The fact that zero-trust security is also known as “perimeterless” security may be counterintuitive but having a digital open-door means we save on resources. We have now come to accept that getting attacked is not a matter of “if” but “when”, so why expend compute capacity and labor trying to prevent the inevitable? Instead, by allowing everything in (and adopting the position that trust itself is a vulnerability), organisations take an important first step in achieving the kind of safe environment that allows them to focus on innovation instead of constantly doing battle with malicious infiltrators.

True Zero Trust

In the first four months of 2020, McAfee saw a 600% increase worldwide in the use of cloud collaboration services and cyberattacks seemed to mirror this surge, with some estimates putting the increase in incidents at 630%. The UAE saw a 250% increase in cyberattacks in 2020, with the country’s cybersecurity chief citing remote work as a major catalyst. And Saudi Arabia was subjected to 22.5 million brute force attacks in 2020 on remote desktop protocols.

If we continue to build security postures in which we assume we have caught everything before it enters our environments, then malicious processes gain a “trust” status upon breaching the perimeter and have freedom to roam. Zero trust makes no such assumptions, but its original model focused on networks. Today, this approach may be too limited, and since many are still in the process of implementing zero trust, it would be a pity if they were to successfully reach the end of a project journey only to find that their efforts are insufficient to meet the demands of the modern threat landscape. Enter “True Zero Trust”.

True Zero Trust — which we should acknowledge is not a new concept — starts with data, eliminating the concepts of “user” or “endpoint” to replace them with a view of the environment in terms of traffic flow. The start and end points of that flow can be laptops, desktops, and servers or they can be IoT sensors, software containers, and virtual machines.

A needs-first approach

And so, instead of thinking about the user, device or process that is looking for access, True Zero Trust concentrates on the assets that need protecting. Applications, data, and services do not need to be accessed by everyone and everything. At this point, organisations must ask who needs access to what? To maintain business agility, the answers to this question must be allowed to change at a moment’s notice, so real-time visibility of the data environment is critical.

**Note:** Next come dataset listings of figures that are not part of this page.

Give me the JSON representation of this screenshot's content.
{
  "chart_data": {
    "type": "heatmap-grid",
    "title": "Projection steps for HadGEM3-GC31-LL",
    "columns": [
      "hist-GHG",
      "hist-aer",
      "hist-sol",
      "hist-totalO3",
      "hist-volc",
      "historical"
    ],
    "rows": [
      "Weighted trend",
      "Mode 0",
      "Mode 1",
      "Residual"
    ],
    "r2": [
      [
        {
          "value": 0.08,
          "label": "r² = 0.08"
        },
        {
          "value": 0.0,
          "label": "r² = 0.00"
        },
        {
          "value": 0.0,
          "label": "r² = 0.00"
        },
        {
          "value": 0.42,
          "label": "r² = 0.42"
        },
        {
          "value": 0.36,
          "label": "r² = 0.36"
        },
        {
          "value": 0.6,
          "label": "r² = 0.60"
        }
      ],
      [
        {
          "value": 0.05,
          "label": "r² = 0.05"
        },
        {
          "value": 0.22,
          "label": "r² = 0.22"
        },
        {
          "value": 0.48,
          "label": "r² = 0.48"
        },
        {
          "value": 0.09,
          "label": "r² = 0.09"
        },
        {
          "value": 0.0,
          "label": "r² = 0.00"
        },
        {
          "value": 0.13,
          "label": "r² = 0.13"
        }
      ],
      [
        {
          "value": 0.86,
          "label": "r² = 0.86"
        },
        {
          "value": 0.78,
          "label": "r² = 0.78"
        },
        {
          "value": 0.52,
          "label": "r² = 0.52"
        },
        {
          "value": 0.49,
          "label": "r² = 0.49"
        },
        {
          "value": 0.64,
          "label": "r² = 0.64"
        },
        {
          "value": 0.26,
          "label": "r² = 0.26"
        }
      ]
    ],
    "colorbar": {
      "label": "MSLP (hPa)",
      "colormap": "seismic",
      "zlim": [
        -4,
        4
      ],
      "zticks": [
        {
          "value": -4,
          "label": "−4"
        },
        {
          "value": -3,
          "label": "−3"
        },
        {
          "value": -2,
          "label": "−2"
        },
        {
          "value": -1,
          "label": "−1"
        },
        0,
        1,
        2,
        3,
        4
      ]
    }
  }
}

This expanded vision of zero-trust security is tailor-made for the IT challenges of today, where users, endpoints, and applications can reside anywhere — not just regionally but globally. Remote workers use unvetted personal devices to access digital assets. And it is not always possible to predict the various networks through which sensitive data will travel as it makes its way from corporate-controlled storage to the employee and back again.

True Zero Trust accounts for the multilocation, multi-network model, while maintaining the flexibility required to allow businesses to get along in the new normal. Employees cannot be restricted to a subset of tasks simply because they are geographically or architecturally removed from the corporate hub. True Zero Trust allows for the operation of unknown endpoints without taking chances on their pedigree.

Zero trust breeds trust

True Zero Trust spans users, data, identities, networks, and more. It merges happily with a range of tools to accommodate policies without compromising on stack performance or business operability. And it allows security teams to remediate threats across the entire environment.

While many have yet to look into zerotrust security, it will be impossible for regional organisations to ignore, given extant realities. Employees will expect to be able to work from home at least some of the time, and customers will expect seamless service all of the time. The complexity of the environments required to deliver on these expectations cry out for organisations to go beyond zero trust to True Zero Trust.

Digital transformation is continual. As new technologies emerge, new use cases emerge alongside them. In the GCC region, 5G may be the next such emergence, carrying with it yet more complexities that attach themselves to the IT stack. True Zero Trust is a vital component of any threat posture that hopes to match the pace of ongoing change.